Know Your Niche To Get The Right GigsBy -
Estimated reading time: 2 minutes
We know that, as an artists, you are always trying to stand out and avoid being generalized. However, defining yourself and looking at how others perceive you—in other words, knowing your niche—is in your best interest.
What is your preferred style of music? Where do you think your sound fits in? Who would you compare yourself to? What is the best sound for your performances or live recordings?
If you’re a solo artist, this is a journey you need to take on your own. If you’re a member of a band (and want to keep things that way), uncovering your niche has got to be a group effort.
Listen to Others
Once you have an outline of who you think you are, ask those you trust for their opinion. Even if you don’t see it from the get-go, as a performer you need to be open to the ways in which others perceive you. What do others think of your music? Which musicians do others most readily identify your music as being similar to? How accurate is your own view of your musical style compared to theirs? If there is a discrepancy, what changes do you need to make?
Put it to Action
Knowing your niche is a powerful tool that can help you book gigs, market your band, and reach more fans. For marketing and building a fan base, you know now how to accurately describe yourself to record stores, record labels, and potential fans. Use this knowledge to your advantage.

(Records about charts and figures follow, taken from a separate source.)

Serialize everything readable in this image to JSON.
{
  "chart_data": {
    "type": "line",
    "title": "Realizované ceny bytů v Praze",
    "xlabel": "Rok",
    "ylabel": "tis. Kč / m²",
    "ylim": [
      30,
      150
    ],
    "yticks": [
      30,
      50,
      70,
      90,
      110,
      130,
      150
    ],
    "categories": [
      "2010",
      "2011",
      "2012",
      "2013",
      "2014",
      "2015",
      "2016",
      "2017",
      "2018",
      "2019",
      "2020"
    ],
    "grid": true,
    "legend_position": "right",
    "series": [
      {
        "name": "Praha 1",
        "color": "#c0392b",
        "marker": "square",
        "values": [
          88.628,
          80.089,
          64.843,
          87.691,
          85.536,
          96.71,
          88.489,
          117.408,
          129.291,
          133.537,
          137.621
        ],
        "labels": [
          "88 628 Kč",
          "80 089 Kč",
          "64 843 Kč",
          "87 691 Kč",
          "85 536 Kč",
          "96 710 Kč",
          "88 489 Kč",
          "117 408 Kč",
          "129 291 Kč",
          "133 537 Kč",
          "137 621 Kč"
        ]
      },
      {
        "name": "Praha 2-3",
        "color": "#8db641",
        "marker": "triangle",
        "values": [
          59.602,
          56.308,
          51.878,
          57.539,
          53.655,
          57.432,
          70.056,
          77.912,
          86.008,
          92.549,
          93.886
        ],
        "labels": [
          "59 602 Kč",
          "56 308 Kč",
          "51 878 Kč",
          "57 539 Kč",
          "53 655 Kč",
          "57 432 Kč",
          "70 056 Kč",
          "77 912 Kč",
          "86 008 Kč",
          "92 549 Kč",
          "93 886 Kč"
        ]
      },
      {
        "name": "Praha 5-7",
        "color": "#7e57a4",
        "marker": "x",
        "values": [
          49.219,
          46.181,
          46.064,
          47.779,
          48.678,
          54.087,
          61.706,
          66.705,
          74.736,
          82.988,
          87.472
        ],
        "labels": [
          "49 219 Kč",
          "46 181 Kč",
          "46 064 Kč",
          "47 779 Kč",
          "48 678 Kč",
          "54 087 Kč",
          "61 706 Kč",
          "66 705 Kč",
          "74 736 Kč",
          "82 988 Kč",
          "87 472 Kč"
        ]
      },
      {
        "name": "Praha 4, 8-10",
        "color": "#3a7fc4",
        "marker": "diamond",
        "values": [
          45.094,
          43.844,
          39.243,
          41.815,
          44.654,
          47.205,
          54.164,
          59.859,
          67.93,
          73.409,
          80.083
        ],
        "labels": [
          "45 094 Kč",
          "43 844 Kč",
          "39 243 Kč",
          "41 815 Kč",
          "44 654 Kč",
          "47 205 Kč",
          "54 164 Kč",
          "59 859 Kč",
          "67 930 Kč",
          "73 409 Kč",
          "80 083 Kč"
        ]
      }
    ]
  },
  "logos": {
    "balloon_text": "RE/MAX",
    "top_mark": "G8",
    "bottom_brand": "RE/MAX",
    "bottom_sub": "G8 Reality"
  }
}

In terms of gigs, evaluate which venues and audiences are best suited to your niche. Does it make sense for a club DJ to play venues better suited to an acoustic duo? Or a barbershop quartet to be drowned out at a battle of the bands? Maybe you have been playing half-empty venues when you would do better to focus on more-intimate, smaller settings. Ask yourself these questions: Where is your music most readily felt? Where is your target audience? What venues allow you to connect with your audience and appropriately showcase your talent?
If you’re rehearsing or booking gigs or wanting to record and haven’t yet figured out your niche, stop what you’re doing (we mean it) and figure this out. It will be worth it in the long run. If you’ve already done this, great job! We’d love to hear what you discovered.
Have you discovered your niche yet? Has identifying your niche helped or hindered your music career?